Terça-feira, 28/07/26

Omã propõe ao Irã gestão conjunta de Hormuz com pedágio voluntário

Omã propõe ao Irã gestão conjunta de Hormuz com pedágio voluntário
Omã propõe ao Irã gestão conjunta de Hormuz com pedágio – Reprodução

SÃO PAULO, SP (UOL/FOLHAPRESS)

Omã apresentou ao Irã uma proposta para criar um mecanismo regional conjunto de gestão do Estreito de Hormuz, baseado em contribuições voluntárias de países e empresas que usam a rota.

A proposta de Omã visa garantir a segurança da navegação e evitar o controle exclusivo do Irã sobre a via marítima. Segundo uma fonte do Golfo ouvida pela agência Reuters nesta terça-feira (28), o plano prevê que os usuários do canal financiem de forma voluntária a segurança, a proteção ambiental e operações de busca e salvamento.

O modelo sugerido tem como referência o adotado no Estreito de Malaca, que interliga os oceanos Índico e Pacífico. A iniciativa de Omã conta com o apoio de outros países da região para tentar viabilizar uma administração compartilhada da via navegável.

O Estreito de Hormuz é considerado uma das passagens mais estratégicas do mundo para o comércio e transporte de energia. Antes do início das hostilidades recentes, a rota concentrava cerca de um quinto de todo o suprimento energético global exportado do Oriente Médio.

Os Estados Unidos suspenderam de forma abrupta uma campanha de ataques aéreos contra o Irã no último fim de semana. A decisão aumentou as expectativas de uma solução diplomática que permita a retomada segura da navegação comercial pelo estreito.

O presidente americano, Donald Trump, afirmou que o governo mantém conversas promissoras com os iranianos. “Estamos tendo boas conversas”, disse Trump na segunda-feira (27), embora tenha alertado que os bombardeios americanos serão retomados caso as negociações fracassem.

ARTICULAÇÃO DIPLOMÁTICA E COBRANÇAS DO IRÃ

O ministro das Relações Exteriores do Irã, Abbas Araqchi, conversou por telefone com os chanceleres da Arábia Saudita e de Omã. De acordo com o governo iraniano, as conversações serviram para debater a segurança marítima e tentar estabelecer a estabilidade no Oriente Médio.

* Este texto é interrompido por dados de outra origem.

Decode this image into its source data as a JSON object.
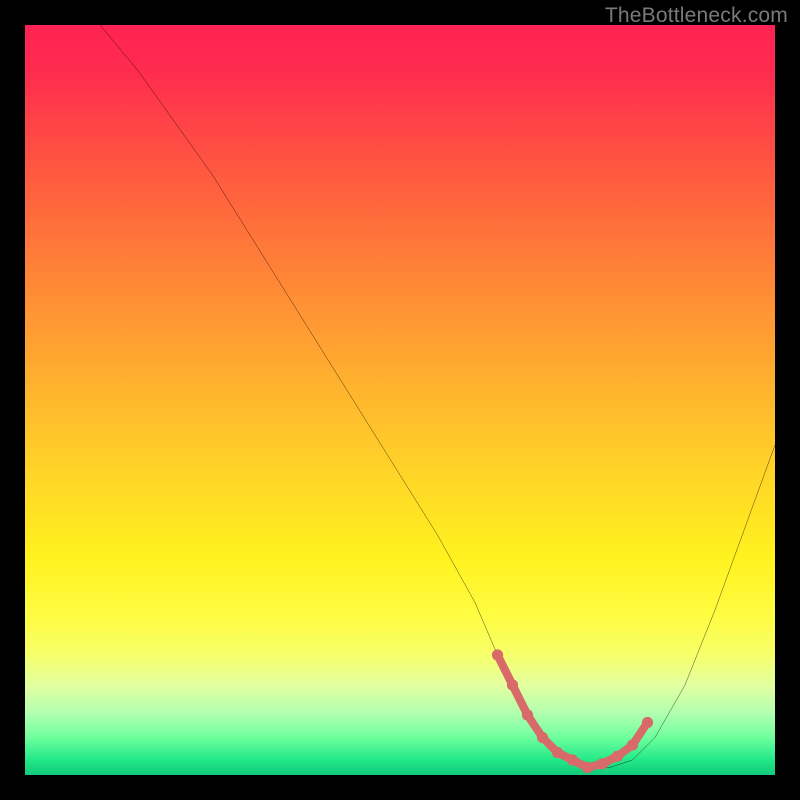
{
  "watermark": "TheBottleneck.com",
  "chart_data": {
    "type": "line",
    "title": "",
    "xlabel": "",
    "ylabel": "",
    "xlim": [
      0,
      100
    ],
    "ylim": [
      0,
      100
    ],
    "series": [
      {
        "name": "curve",
        "x": [
          10,
          15,
          20,
          25,
          30,
          35,
          40,
          45,
          50,
          55,
          60,
          63,
          66,
          69,
          72,
          75,
          78,
          81,
          84,
          88,
          92,
          96,
          100
        ],
        "y": [
          100,
          94,
          87,
          80,
          72,
          64,
          56,
          48,
          40,
          32,
          23,
          16,
          10,
          5,
          2,
          1,
          1,
          2,
          5,
          12,
          22,
          33,
          44
        ],
        "color": "#000000"
      }
    ],
    "highlight": {
      "name": "optimal-zone",
      "color": "#d86a6a",
      "points_x": [
        63,
        65,
        67,
        69,
        71,
        73,
        75,
        77,
        79,
        81,
        83
      ],
      "points_y": [
        16,
        12,
        8,
        5,
        3,
        2,
        1,
        1.5,
        2.5,
        4,
        7
      ]
    },
    "gradient_stops": [
      {
        "pos": 0,
        "color": "#ff2353"
      },
      {
        "pos": 50,
        "color": "#ffc028"
      },
      {
        "pos": 80,
        "color": "#fffc43"
      },
      {
        "pos": 100,
        "color": "#12c97b"
      }
    ]
  }
}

Araqchi defendeu a união das nações da região para afastar a interferência de forças externas. Em nota oficial, o chanceler cobrou esforços para “eliminar a insegurança imposta ao Estreito de Hormuz devido às ações agressivas dos Estados Unidos”.

As preocupações com a segurança das rotas comerciais continuam elevadas entre os governos locais. Recentemente, o Irã ameaçou reagir a um ataque ucraniano contra um navio mercantil no Mar Cáspio, em meio a novos relatos de incidentes com drones e movimentações militares na região.